ELK Stack
Stop SSHing into your systems and start getting control of your logs with an ELK (Elasticsearch, Logstash, Kibana) cluster.
When it comes to a project that involves creating new infrastructure, I like to consider the 3am scenario. That’s when the person on-call (which might be me) gets woken up by an operations team or automated alert and is informed that an issue needs their attention. Quite often these conversations are brief and the person receiving it most likely didn’t take it in at the first time of asking anyway. The question is: how quickly can that person understand what the call relates to, diagnose whatever issue is going on and then either look for a fix or make a call on the next action to take? Or to put it another way, how soon can I get back into bed?

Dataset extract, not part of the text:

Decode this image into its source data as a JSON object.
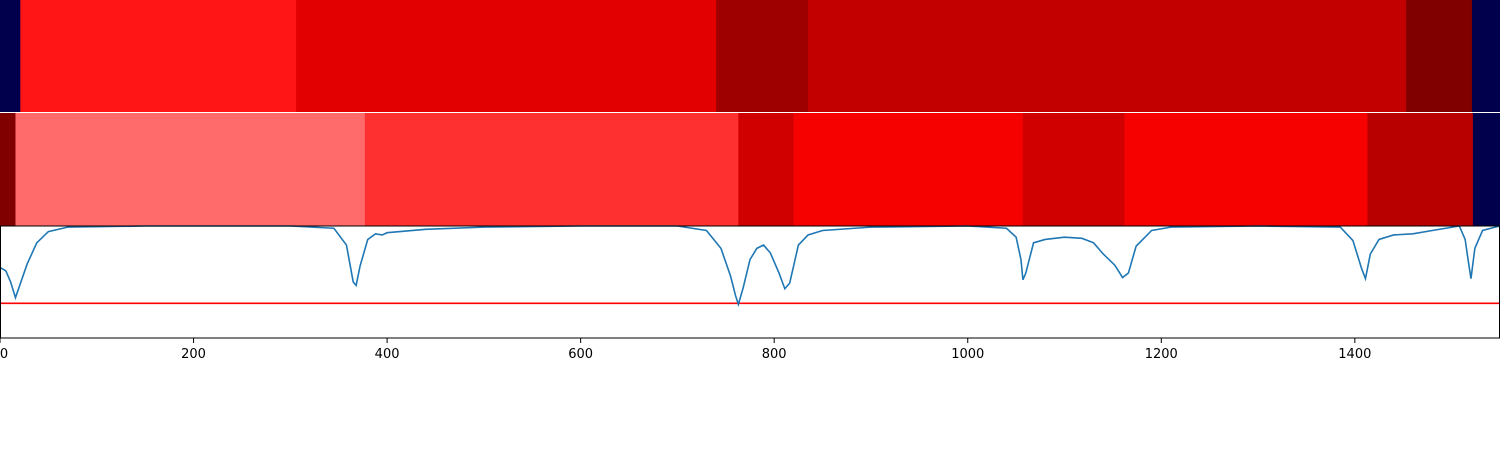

The first part of the question can be mitigated by putting some thought into monitoring and limiting what can actually cause a call out. In my opinion, a system should only have the audacity to wake me from my beauty sleep – and believe me, I need it – for something really urgent and actionable. If I get woken for something that could be put off until the morning I’ll be a) unnecessarily tired the next day and b) very grumpy. I did on-call for many years (and still do, albeit it to a much lesser extent) and the heroics you might imagine you’re capable of as a singleton in your early twenties or thereabouts don’t seem quite as appealing when you’ve still got to get up and get the kids to school in your thirties or older. As an aside, if you’re working in a culture where your on-call rota guarantees the person on point a terrible night/week/month with a lot of interrupted sleep – stop it. Stop it now. This is unsustainable and suggests you are either monitoring things that really don’t need to result in calls or that your infrastructure/application is so bad it needs to be put into intensive care. Get the whole team to stop and examine the list of call outs (if you’re not maintaining a list, start one). Identify what causes the most headaches, examine the underlying issue and deal with it. Rinse and repeat with the second on the list and so on. Burn out from consistently missing sleep is no laughing matter.
To go back to the scenario where a sysadmin is sat in their pyjamas cursing the development team, hosting company or ISP (essentially who ever is ultimately responsible for them having to crawl out of bed) it may well be obvious from the alert what needs to be done: a process death might have brought down a service; a filesystem might be about to fill up etc. But for anything non-trivial – and you shouldn’t be getting called for non-trivial stuff, you need to automate recovery, build redundancy into your service – it’s likely that some logs are going to have to be looked at. The information I need to interrogate might be operating system logs, or something generated by an application; but for anything more than the most basic service these logs are going to be generated in different places.
Now, the last thing I want to do at 3am is manually SSH into a bunch of different Linux instances and start running less and grep commands. Depending on the type of infrastructure involved, I might be trying to track down errors across several web servers. It might not be clear which one or group is having issues; I might need to cross-reference logs here with logs from a middle-tier application service. Even worse, with the trend towards micro-services architectures, I might be contending with dozens of systems or potentially hundreds of containers!
Back in the days of monolithic and n-tier architectures, it was common (and still is) as well as being good security practice to have a central ‘syslog’ server acting as a target for client systems to dump logs onto (probably using rsyslog and UDP). These days, implementing this kind of setup is the bare minimum I would do, if only to secure copies of live logs for audit purposes. There are number of options for dumping logs to ‘write once’ destinations, ranging from: cheap and cheerful to enterprise class (re: expensive) log aggregators.
At least with this kind of arrangement I can just look for issues in one place – but this still means having to manually work my way through logs. On one system I worked on a few years back that followed this model, the team gradually built up sets of commands and scripts to try and quickly pull information out from the amalgamated files, but all too often there was nothing for it but to trawl through the output of several egrep and awk commands piped together.